Good to hear. Good aftersales backup isn't the first thing I'd associate with a company name like that. An error of judgement in the branding but good to see they go above and beyond.


----------



## GCGlasgow (Jul 27, 2014)

Glad you got a new machine and the service does seem very good, always fills you with confidence knowing companies care once they have sold.


----------



## Kman10 (Sep 3, 2014)

I got mine from gaggia uk so good to know the aftercare is good


----------



## cracker666 (Jan 17, 2015)

I got mine from Gaggia uk in Northampton.

Very passionate about coffee was an understatement, and making sure it was the right machine for us.

Making sure we knew the maintenance schedule, giving us loads a coffee.

Gifts, club card


----------



## Kman10 (Sep 3, 2014)

I need to get in touch with them for my free service, not sure if sending it is free though


----------



## Jumbo Ratty (Jan 12, 2015)

Just an update.

The brand new replacement 2015 machine arrived as promised at 3pm today.

I have put it through the running in procedure and have made two much appreciated cappuccinos


----------



## jeebsy (May 5, 2013)

PIcture of your foam?


----------



## Jumbo Ratty (Jan 12, 2015)

jeebsy said:


> PIcture of your foam?


As requested. I find that the results can vary depending on the freshness of the milk, we do our shopping on a wednesday, so the milk has been in the fridge for a week. Your comments, criticisms are very welcome as I am not proclaiming to be an expert.

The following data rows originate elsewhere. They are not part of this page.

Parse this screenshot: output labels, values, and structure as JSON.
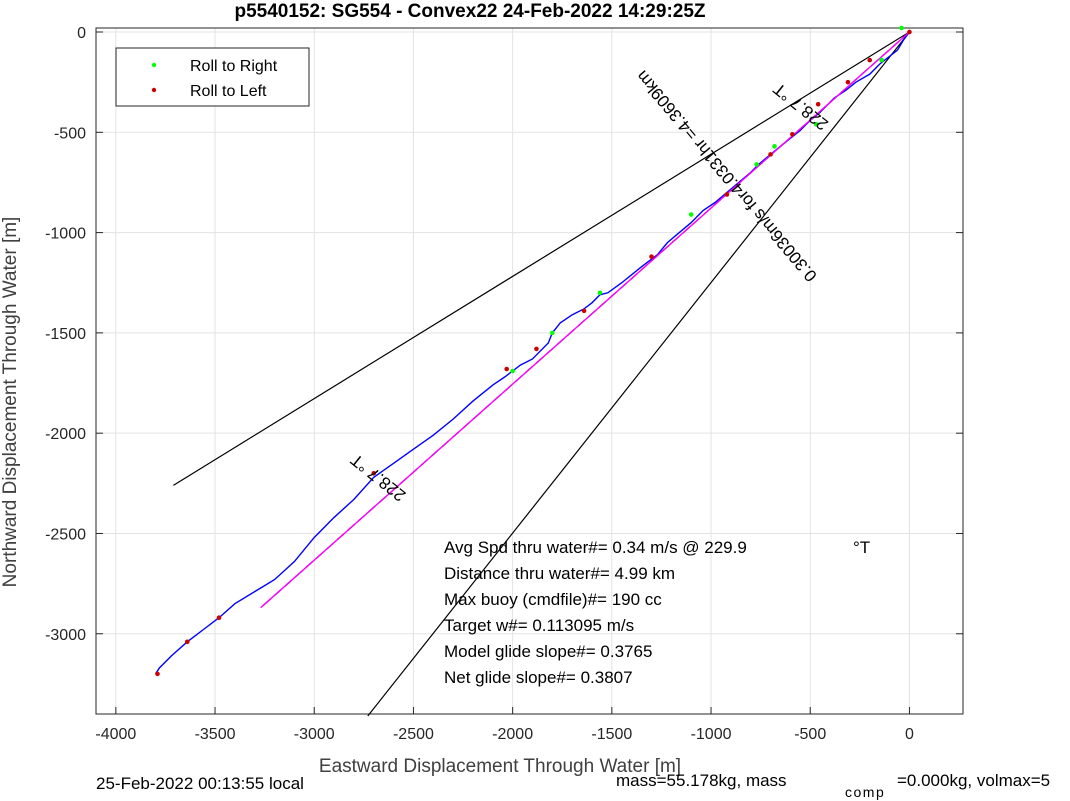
{
  "chart_data": {
    "type": "line",
    "title": "p5540152: SG554 - Convex22 24-Feb-2022 14:29:25Z",
    "xlabel": "Eastward Displacement Through Water [m]",
    "ylabel": "Northward Displacement Through Water [m]",
    "xlim": [
      -4100,
      270
    ],
    "ylim": [
      -3400,
      20
    ],
    "xticks": [
      -4000,
      -3500,
      -3000,
      -2500,
      -2000,
      -1500,
      -1000,
      -500,
      0
    ],
    "yticks": [
      0,
      -500,
      -1000,
      -1500,
      -2000,
      -2500,
      -3000
    ],
    "grid": true,
    "legend_placement": "top-left",
    "legend": [
      "Roll to Right",
      "Roll to Left"
    ],
    "colors": {
      "track": "#0000ff",
      "model": "#ff00ff",
      "roll_right": "#00ff00",
      "roll_left": "#cc0000",
      "lines": "#000000"
    },
    "series": [
      {
        "name": "",
        "role": "track",
        "x": [
          0,
          -30,
          -60,
          -150,
          -200,
          -270,
          -320,
          -380,
          -410,
          -450,
          -500,
          -550,
          -600,
          -650,
          -700,
          -760,
          -800,
          -860,
          -920,
          -980,
          -1040,
          -1100,
          -1160,
          -1220,
          -1270,
          -1350,
          -1400,
          -1450,
          -1520,
          -1560,
          -1600,
          -1640,
          -1700,
          -1760,
          -1800,
          -1820,
          -1860,
          -1900,
          -1960,
          -2000,
          -2040,
          -2100,
          -2200,
          -2300,
          -2400,
          -2500,
          -2600,
          -2700,
          -2800,
          -2900,
          -3000,
          -3100,
          -3200,
          -3300,
          -3400,
          -3480,
          -3560,
          -3640,
          -3720,
          -3780,
          -3800
        ],
        "y": [
          0,
          -40,
          -90,
          -160,
          -210,
          -250,
          -290,
          -330,
          -360,
          -400,
          -440,
          -490,
          -530,
          -570,
          -610,
          -660,
          -700,
          -750,
          -800,
          -850,
          -890,
          -950,
          -1000,
          -1050,
          -1110,
          -1170,
          -1210,
          -1250,
          -1300,
          -1310,
          -1350,
          -1380,
          -1410,
          -1450,
          -1500,
          -1550,
          -1590,
          -1630,
          -1660,
          -1690,
          -1720,
          -1760,
          -1840,
          -1930,
          -2010,
          -2080,
          -2150,
          -2220,
          -2330,
          -2420,
          -2520,
          -2640,
          -2730,
          -2790,
          -2850,
          -2920,
          -2980,
          -3040,
          -3110,
          -3170,
          -3200
        ]
      },
      {
        "name": "",
        "role": "model",
        "x": [
          0,
          -3270
        ],
        "y": [
          0,
          -2870
        ]
      },
      {
        "name": "Roll to Right",
        "role": "roll_right",
        "x": [
          -40,
          -140,
          -470,
          -680,
          -770,
          -1100,
          -1560,
          -1800,
          -2000
        ],
        "y": [
          20,
          -140,
          -460,
          -570,
          -660,
          -910,
          -1300,
          -1500,
          -1690
        ]
      },
      {
        "name": "Roll to Left",
        "role": "roll_left",
        "x": [
          0,
          -200,
          -310,
          -460,
          -590,
          -700,
          -920,
          -1300,
          -1640,
          -1880,
          -2030,
          -2700,
          -3480,
          -3640,
          -3790
        ],
        "y": [
          0,
          -140,
          -250,
          -360,
          -510,
          -610,
          -810,
          -1120,
          -1390,
          -1580,
          -1680,
          -2200,
          -2920,
          -3040,
          -3200
        ]
      }
    ],
    "reference_lines": [
      {
        "x": [
          0,
          -3710
        ],
        "y": [
          0,
          -2260
        ]
      },
      {
        "x": [
          0,
          -2730
        ],
        "y": [
          0,
          -3410
        ]
      }
    ],
    "annotations": [
      {
        "text": "228.7 °T",
        "x": -2660,
        "y": -2200,
        "angle": 218.7
      },
      {
        "text": "228.7 °T",
        "x": -530,
        "y": -350,
        "angle": 218.7
      },
      {
        "text": "0.30036m/s for4.0331hr =4.3609km",
        "x": -900,
        "y": -700,
        "angle": 229.9
      }
    ],
    "stats": [
      {
        "label": "Avg Spd thru water#=  0.34 m/s @ 229.9",
        "unit": "°T"
      },
      {
        "label": "Distance thru water#=  4.99 km"
      },
      {
        "label": "Max buoy (cmdfile)#= 190 cc"
      },
      {
        "label": "Target w#= 0.113095 m/s"
      },
      {
        "label": "Model glide slope#= 0.3765"
      },
      {
        "label": "Net glide slope#= 0.3807"
      }
    ],
    "footer": {
      "local_time": "25-Feb-2022 00:13:55 local",
      "mass_a": "mass=55.178kg, mass",
      "mass_sub": "comp",
      "mass_b": "=0.000kg, volmax=5"
    }
  }
}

To view all the photos I took click on the link below

http://coffeeforums.co.uk/album.php?albumid=129


----------



## jeebsy (May 5, 2013)

Lots of big foam for sure.


----------



## Dylan (Dec 5, 2011)

I never managed to achieve any kind of 'proper' microfoam with the Gaggia wand.

Are you planning on any mods Jumbo, or waiting for the warranty to run out first?


----------



## Jumbo Ratty (Jan 12, 2015)

Does it look like micro foam I have produced ? Or are the bubbles too big ? Personally i think the consistency looks OK, but it does vary depending on the milk. I have to say that the foam lasts to the end of the drink and can be scooped out with a spoon in the finish.

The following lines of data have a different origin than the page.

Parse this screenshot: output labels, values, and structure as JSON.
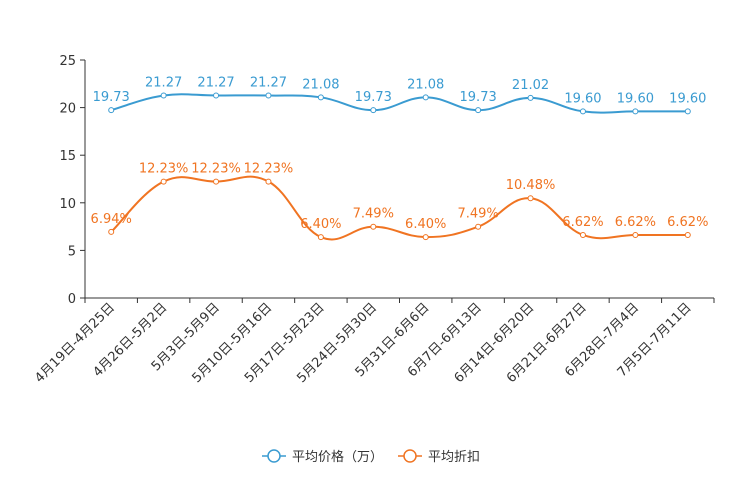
{
  "chart_data": {
    "type": "line",
    "title": "",
    "xlabel": "",
    "ylabel": "",
    "ylim": [
      0,
      25
    ],
    "yticks": [
      0,
      5,
      10,
      15,
      20,
      25
    ],
    "grid": false,
    "legend_position": "bottom",
    "categories": [
      "4月19日-4月25日",
      "4月26日-5月2日",
      "5月3日-5月9日",
      "5月10日-5月16日",
      "5月17日-5月23日",
      "5月24日-5月30日",
      "5月31日-6月6日",
      "6月7日-6月13日",
      "6月14日-6月20日",
      "6月21日-6月27日",
      "6月28日-7月4日",
      "7月5日-7月11日"
    ],
    "series": [
      {
        "name": "平均价格（万）",
        "color": "#3a9bd1",
        "values": [
          19.73,
          21.27,
          21.27,
          21.27,
          21.08,
          19.73,
          21.08,
          19.73,
          21.02,
          19.6,
          19.6,
          19.6
        ],
        "labels": [
          "19.73",
          "21.27",
          "21.27",
          "21.27",
          "21.08",
          "19.73",
          "21.08",
          "19.73",
          "21.02",
          "19.60",
          "19.60",
          "19.60"
        ]
      },
      {
        "name": "平均折扣",
        "color": "#f07422",
        "values": [
          6.94,
          12.23,
          12.23,
          12.23,
          6.4,
          7.49,
          6.4,
          7.49,
          10.48,
          6.62,
          6.62,
          6.62
        ],
        "labels": [
          "6.94%",
          "12.23%",
          "12.23%",
          "12.23%",
          "6.40%",
          "7.49%",
          "6.40%",
          "7.49%",
          "10.48%",
          "6.62%",
          "6.62%",
          "6.62%"
        ]
      }
    ]
  }
}
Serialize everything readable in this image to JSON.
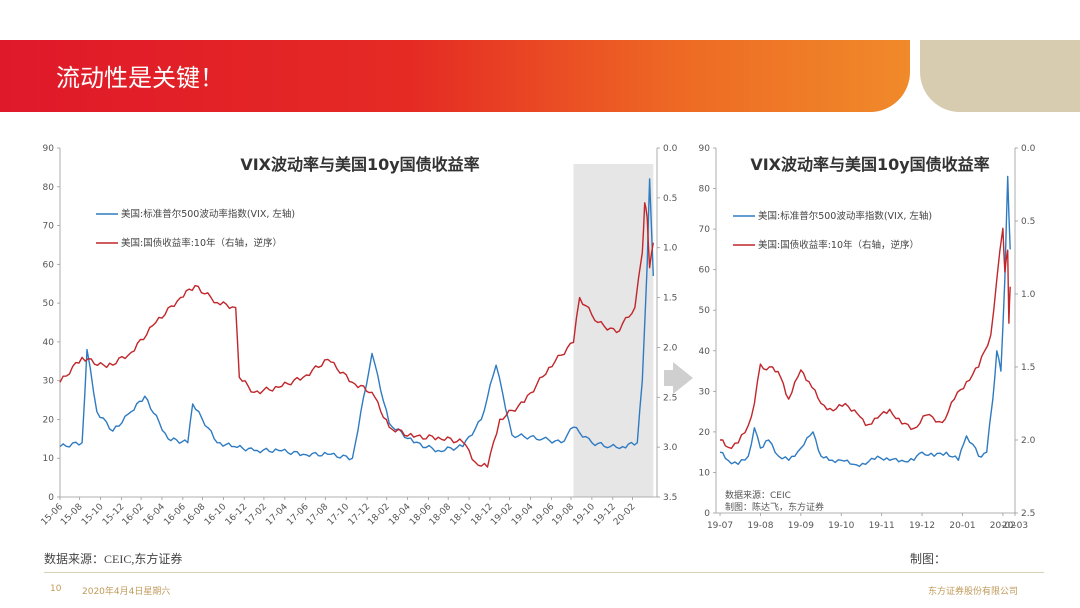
{
  "slide": {
    "title": "流动性是关键！",
    "source": "数据来源：CEIC,东方证券",
    "credit": "制图：",
    "page_number": "10",
    "date": "2020年4月4日星期六",
    "company": "东方证券股份有限公司"
  },
  "colors": {
    "vix": "#2f7bc1",
    "yield": "#c0262a",
    "highlight": "#e6e6e6"
  },
  "chart_data": [
    {
      "type": "line",
      "title": "VIX波动率与美国10y国债收益率",
      "x_ticks": [
        "15-06",
        "15-08",
        "15-10",
        "15-12",
        "16-02",
        "16-04",
        "16-06",
        "16-08",
        "16-10",
        "16-12",
        "17-02",
        "17-04",
        "17-06",
        "17-08",
        "17-10",
        "17-12",
        "18-02",
        "18-04",
        "18-06",
        "18-08",
        "18-10",
        "18-12",
        "19-02",
        "19-04",
        "19-06",
        "19-08",
        "19-10",
        "19-12",
        "20-02"
      ],
      "left_axis": {
        "ticks": [
          "0",
          "10",
          "20",
          "30",
          "40",
          "50",
          "60",
          "70",
          "80",
          "90"
        ],
        "ylim": [
          0,
          90
        ]
      },
      "right_axis": {
        "ticks": [
          "0.0",
          "0.5",
          "1.0",
          "1.5",
          "2.0",
          "2.5",
          "3.0",
          "3.5"
        ],
        "ylim": [
          0.0,
          3.5
        ],
        "reversed": true
      },
      "highlight_range": [
        "19-08",
        "20-03"
      ],
      "series": [
        {
          "name": "美国:标准普尔500波动率指数(VIX, 左轴)",
          "axis": "left",
          "x": [
            2015.42,
            2015.6,
            2015.64,
            2015.72,
            2015.85,
            2016.0,
            2016.11,
            2016.3,
            2016.46,
            2016.5,
            2016.7,
            2016.84,
            2017.0,
            2017.2,
            2017.4,
            2017.6,
            2017.8,
            2017.96,
            2018.1,
            2018.3,
            2018.5,
            2018.7,
            2018.85,
            2018.97,
            2019.1,
            2019.35,
            2019.5,
            2019.6,
            2019.75,
            2019.9,
            2020.0,
            2020.12,
            2020.16,
            2020.2,
            2020.22,
            2020.25
          ],
          "values": [
            13,
            14,
            38,
            22,
            17,
            22,
            26,
            15,
            14,
            24,
            14,
            13,
            12,
            12,
            11,
            11,
            10,
            37,
            19,
            14,
            12,
            13,
            20,
            34,
            16,
            15,
            14,
            18,
            14,
            13,
            13,
            14,
            30,
            60,
            82,
            57
          ]
        },
        {
          "name": "美国:国债收益率:10年（右轴，逆序）",
          "axis": "right",
          "x": [
            2015.42,
            2015.6,
            2015.8,
            2016.0,
            2016.2,
            2016.4,
            2016.52,
            2016.7,
            2016.85,
            2016.88,
            2017.0,
            2017.2,
            2017.4,
            2017.6,
            2017.8,
            2017.96,
            2018.1,
            2018.3,
            2018.5,
            2018.7,
            2018.8,
            2018.9,
            2019.0,
            2019.2,
            2019.4,
            2019.6,
            2019.65,
            2019.8,
            2019.95,
            2020.1,
            2020.16,
            2020.18,
            2020.2,
            2020.22,
            2020.25
          ],
          "values": [
            2.35,
            2.1,
            2.2,
            2.05,
            1.75,
            1.5,
            1.38,
            1.55,
            1.6,
            2.3,
            2.45,
            2.4,
            2.3,
            2.12,
            2.35,
            2.45,
            2.8,
            2.9,
            2.9,
            2.95,
            3.15,
            3.2,
            2.72,
            2.55,
            2.2,
            1.95,
            1.5,
            1.75,
            1.85,
            1.6,
            1.05,
            0.55,
            0.7,
            1.2,
            0.95
          ]
        }
      ]
    },
    {
      "type": "line",
      "title": "VIX波动率与美国10y国债收益率",
      "x_ticks": [
        "19-07",
        "19-08",
        "19-09",
        "19-10",
        "19-11",
        "19-12",
        "20-01",
        "20-02",
        "20-03"
      ],
      "left_axis": {
        "ticks": [
          "0",
          "10",
          "20",
          "30",
          "40",
          "50",
          "60",
          "70",
          "80",
          "90"
        ],
        "ylim": [
          0,
          90
        ]
      },
      "right_axis": {
        "ticks": [
          "0.0",
          "0.5",
          "1.0",
          "1.5",
          "2.0",
          "2.5"
        ],
        "ylim": [
          0.0,
          2.5
        ],
        "reversed": true
      },
      "source_note": "数据来源：CEIC",
      "maker_note": "制图：陈达飞，东方证券",
      "series": [
        {
          "name": "美国:标准普尔500波动率指数(VIX, 左轴)",
          "axis": "left",
          "x": [
            0,
            0.2,
            0.45,
            0.7,
            0.85,
            1.0,
            1.2,
            1.45,
            1.7,
            2.0,
            2.3,
            2.5,
            2.7,
            3.0,
            3.3,
            3.6,
            3.9,
            4.2,
            4.5,
            4.8,
            5.0,
            5.3,
            5.6,
            5.9,
            6.1,
            6.25,
            6.4,
            6.6,
            6.75,
            6.85,
            6.95,
            7.05,
            7.12,
            7.18
          ],
          "values": [
            15,
            13,
            12,
            14,
            21,
            16,
            18,
            14,
            13,
            16,
            20,
            14,
            13,
            13,
            12,
            12,
            14,
            13,
            13,
            13,
            15,
            14,
            15,
            13,
            19,
            17,
            14,
            15,
            28,
            40,
            35,
            58,
            83,
            65
          ]
        },
        {
          "name": "美国:国债收益率:10年（右轴，逆序）",
          "axis": "right",
          "x": [
            0,
            0.2,
            0.45,
            0.7,
            0.85,
            1.0,
            1.15,
            1.3,
            1.5,
            1.7,
            2.0,
            2.2,
            2.5,
            2.8,
            3.1,
            3.4,
            3.6,
            3.9,
            4.2,
            4.5,
            4.8,
            5.1,
            5.5,
            5.8,
            6.1,
            6.4,
            6.7,
            6.85,
            7.0,
            7.05,
            7.12,
            7.15,
            7.18
          ],
          "values": [
            2.0,
            2.05,
            2.02,
            1.9,
            1.75,
            1.48,
            1.52,
            1.5,
            1.57,
            1.72,
            1.52,
            1.6,
            1.75,
            1.8,
            1.75,
            1.82,
            1.9,
            1.85,
            1.79,
            1.89,
            1.92,
            1.83,
            1.88,
            1.72,
            1.6,
            1.5,
            1.28,
            0.9,
            0.55,
            0.85,
            0.7,
            1.2,
            0.95
          ]
        }
      ]
    }
  ]
}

I could be tempted in changing the steam wand over, but have to admit to being happy with the results im achieving with the standard wand. It is meant to have been improved on since the last model according to some blurb Ive read. I have used it successfully without the pannarello attachment but found very little difference.

I will most probably go over to unpressurised baskets too. I have a birthday coming up and hope for a VST 15grm ridgeless


----------



## jeebsy (May 5, 2013)

It looks like big, massive, old fashioned Italian foam whereas all the beardy, tattooed, fixie riding types round here go for microfoam you can do art with


----------



## TomBurtonArt (Jan 18, 2015)

jeebsy said:


> the beardy, tattooed, fixie riding types round here go for microfoam you can do art with


Hello!


----------



## Jumbo Ratty (Jan 12, 2015)

jeebsy said:


> It looks like big, massive, old fashioned Italian foam whereas all the beardy, tattooed, fixie riding types round here go for microfoam you can do art with


Not the demographic I was trying to appeal to with my cappuccino.

This is what I would offer the beardy tattooed fixie riding types and still get laughed out of town for


----------



## Jumbo Ratty (Jan 12, 2015)

Well, after no time at all I now have water coming from the shower screen by 2 drops per second continuously, might not sound much but it doesnt stop and the puck has a puddle of water on it when you take the portafilter out. It increases when you switch the steam button on. It gurgles away after use as the water keeps on dripping.

I have been in contact with the UK distributor for Gaggia and have explained the problem and that because im now on my second 2015 machine I have lost faith in them. I am being sent a RI8161 solenoid valve version as a direct replacement so cant grumble at the customer service which I think is fantastic.

*It sounds like the spring in the mechanical valve looses its resistance after a while and this problem is inevitable*.(no one said this directly, its the conclusion I have come to now I have a better understanding of how the mechanical valve works)


----------



## Rhys (Dec 21, 2014)

Jumbo Ratty said:


> *It sounds like the spring in the mechanical valve looses its resistance after a while and this problem is inevitable*.(no one said this directly, its the conclusion I have come to now I have a better understanding of how the mechanical valve works)


 Wonder if Gaggia will fix it by reverting to a new *improved* design? (ie a solenoid, maybe a big old fashioned one?)


----------



## MartinB (May 8, 2011)

The modding starts now then!


----------



## Kman10 (Sep 3, 2014)

Get yourself the silvia wand


----------